## Core Concept
The management of acute asthma, particularly in a hospital emergency room (ER) setting, focuses on relieving airway obstruction, improving oxygenation, and monitoring for potential complications. The administration of oxygen is a critical initial step to ensure adequate oxygenation, with a target PaO2 > 60 mm Hg. Bronchodilators, specifically beta-2 agonists, are key in the treatment of bronchospasm associated with asthma.
## Why the Correct Answer is Right
The correct approach in managing acute asthma with intermittent bronchospasm, after ensuring oxygenation (PaO2 > 60 mm Hg), involves the use of short-acting beta-2 agonists (SABAs) like albuterol for bronchodilation. These medications work by stimulating beta-2 receptors in the lungs, leading to smooth muscle relaxation, decreased airway resistance, and improved lung function. This approach directly addresses the bronchospasm characteristic of asthma exacerbations.

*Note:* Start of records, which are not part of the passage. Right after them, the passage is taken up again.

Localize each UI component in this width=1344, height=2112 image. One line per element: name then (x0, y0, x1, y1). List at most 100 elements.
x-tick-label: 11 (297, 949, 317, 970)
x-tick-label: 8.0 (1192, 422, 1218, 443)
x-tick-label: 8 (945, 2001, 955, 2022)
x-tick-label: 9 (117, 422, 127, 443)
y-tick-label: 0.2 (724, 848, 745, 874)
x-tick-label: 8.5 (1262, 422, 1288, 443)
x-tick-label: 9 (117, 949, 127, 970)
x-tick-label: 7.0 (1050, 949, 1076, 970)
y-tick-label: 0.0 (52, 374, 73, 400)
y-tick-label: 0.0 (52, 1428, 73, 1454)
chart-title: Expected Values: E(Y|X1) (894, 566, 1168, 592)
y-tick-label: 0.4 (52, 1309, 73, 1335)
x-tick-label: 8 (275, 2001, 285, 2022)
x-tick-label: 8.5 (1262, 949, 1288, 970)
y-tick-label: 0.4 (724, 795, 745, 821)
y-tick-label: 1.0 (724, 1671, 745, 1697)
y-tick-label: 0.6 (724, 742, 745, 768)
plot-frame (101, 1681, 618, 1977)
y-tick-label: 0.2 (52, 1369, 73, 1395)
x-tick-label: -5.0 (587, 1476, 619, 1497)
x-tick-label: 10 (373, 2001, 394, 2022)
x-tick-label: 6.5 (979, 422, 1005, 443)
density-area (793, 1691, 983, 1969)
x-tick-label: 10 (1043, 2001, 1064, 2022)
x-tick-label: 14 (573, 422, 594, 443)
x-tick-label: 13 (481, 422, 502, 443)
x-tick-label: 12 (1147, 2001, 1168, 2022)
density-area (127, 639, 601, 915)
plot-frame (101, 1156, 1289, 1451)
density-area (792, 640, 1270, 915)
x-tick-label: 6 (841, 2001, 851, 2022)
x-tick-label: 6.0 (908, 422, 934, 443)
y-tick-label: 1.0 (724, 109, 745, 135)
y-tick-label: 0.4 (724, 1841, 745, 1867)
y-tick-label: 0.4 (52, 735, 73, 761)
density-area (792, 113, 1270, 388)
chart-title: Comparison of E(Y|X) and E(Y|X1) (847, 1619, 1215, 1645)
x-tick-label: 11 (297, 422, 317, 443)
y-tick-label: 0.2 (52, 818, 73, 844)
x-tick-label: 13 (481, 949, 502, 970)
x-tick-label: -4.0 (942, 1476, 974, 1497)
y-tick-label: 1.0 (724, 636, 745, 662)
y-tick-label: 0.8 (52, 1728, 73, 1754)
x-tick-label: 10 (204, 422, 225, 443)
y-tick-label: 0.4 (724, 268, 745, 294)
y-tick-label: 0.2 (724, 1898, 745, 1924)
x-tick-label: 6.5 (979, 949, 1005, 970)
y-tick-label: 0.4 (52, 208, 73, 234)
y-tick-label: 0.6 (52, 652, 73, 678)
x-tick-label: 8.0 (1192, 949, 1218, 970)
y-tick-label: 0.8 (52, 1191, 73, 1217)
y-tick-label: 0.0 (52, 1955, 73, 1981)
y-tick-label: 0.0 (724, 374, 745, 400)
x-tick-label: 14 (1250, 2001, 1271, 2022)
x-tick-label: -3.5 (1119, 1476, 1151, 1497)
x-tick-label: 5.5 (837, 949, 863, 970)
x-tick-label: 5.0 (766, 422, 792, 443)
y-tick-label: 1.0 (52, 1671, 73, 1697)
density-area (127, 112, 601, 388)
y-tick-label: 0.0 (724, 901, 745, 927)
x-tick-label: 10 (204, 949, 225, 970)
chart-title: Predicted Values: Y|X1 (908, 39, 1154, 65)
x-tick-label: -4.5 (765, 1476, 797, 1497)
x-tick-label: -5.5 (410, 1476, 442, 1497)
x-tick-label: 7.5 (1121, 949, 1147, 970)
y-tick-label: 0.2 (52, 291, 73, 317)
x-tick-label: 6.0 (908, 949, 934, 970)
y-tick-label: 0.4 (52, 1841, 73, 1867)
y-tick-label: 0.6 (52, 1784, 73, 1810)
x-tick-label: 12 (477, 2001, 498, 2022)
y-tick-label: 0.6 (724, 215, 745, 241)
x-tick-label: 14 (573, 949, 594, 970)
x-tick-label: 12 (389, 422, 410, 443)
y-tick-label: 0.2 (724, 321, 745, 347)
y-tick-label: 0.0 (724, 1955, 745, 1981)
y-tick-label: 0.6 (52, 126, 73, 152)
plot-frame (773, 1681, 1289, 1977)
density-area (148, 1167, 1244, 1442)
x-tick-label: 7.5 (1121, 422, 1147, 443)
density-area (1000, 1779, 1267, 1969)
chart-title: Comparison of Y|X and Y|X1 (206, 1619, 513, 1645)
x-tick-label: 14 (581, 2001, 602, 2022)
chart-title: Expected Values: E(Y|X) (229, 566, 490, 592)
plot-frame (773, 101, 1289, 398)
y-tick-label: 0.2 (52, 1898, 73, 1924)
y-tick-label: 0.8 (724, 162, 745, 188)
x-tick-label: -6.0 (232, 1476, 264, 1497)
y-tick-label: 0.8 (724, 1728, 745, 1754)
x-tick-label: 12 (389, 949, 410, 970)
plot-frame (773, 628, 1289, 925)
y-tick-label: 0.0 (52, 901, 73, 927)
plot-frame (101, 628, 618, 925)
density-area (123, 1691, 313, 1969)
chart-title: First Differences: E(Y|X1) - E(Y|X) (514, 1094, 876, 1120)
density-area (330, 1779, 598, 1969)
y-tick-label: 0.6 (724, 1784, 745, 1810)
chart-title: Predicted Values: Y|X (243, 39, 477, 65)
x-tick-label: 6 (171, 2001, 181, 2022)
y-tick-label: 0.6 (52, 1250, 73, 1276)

## Why Each Wrong Option is Incorrect
- **Option A:** This option is not provided, but typically, incorrect choices might suggest treatments that are not immediate or appropriate for acute asthma management in the ER, such as the use of oral corticosteroids alone without bronchodilators or antibiotics without evidence of infection.
- **Option B:** Similarly, without the specific content, one might assume this could suggest an inappropriate initial management step, such as delaying bronchodilator therapy or focusing solely on other treatments not directly addressing bronchospasm.
- **Option C:** This could potentially suggest an incorrect dosing or administration route for asthma medications, such as the use of intravenous bronchodilators as a first-line treatment in acute asthma.
- **Option D:** Without specifics, one might infer this option does not align with current guidelines for acute asthma management, possibly suggesting an overly complex or delayed approach to treatment.
## Clinical Pearl / High-Yield Fact
A critical and memorable point for managing acute asthma is the early and repeated administration of short-acting beta-2 agonists (like albuterol) to relieve bronchospasm, alongside the administration of oxygen to correct hypoxemia. The addition of systemic corticosteroids early in the treatment course can help reduce inflammation and prevent relapse. A useful clinical correlation is that patients with severe asthma exacerbations may require more aggressive treatment, including the consideration of intravenous magnesium sulfate, heliox, or even mechanical ventilation in extreme cases.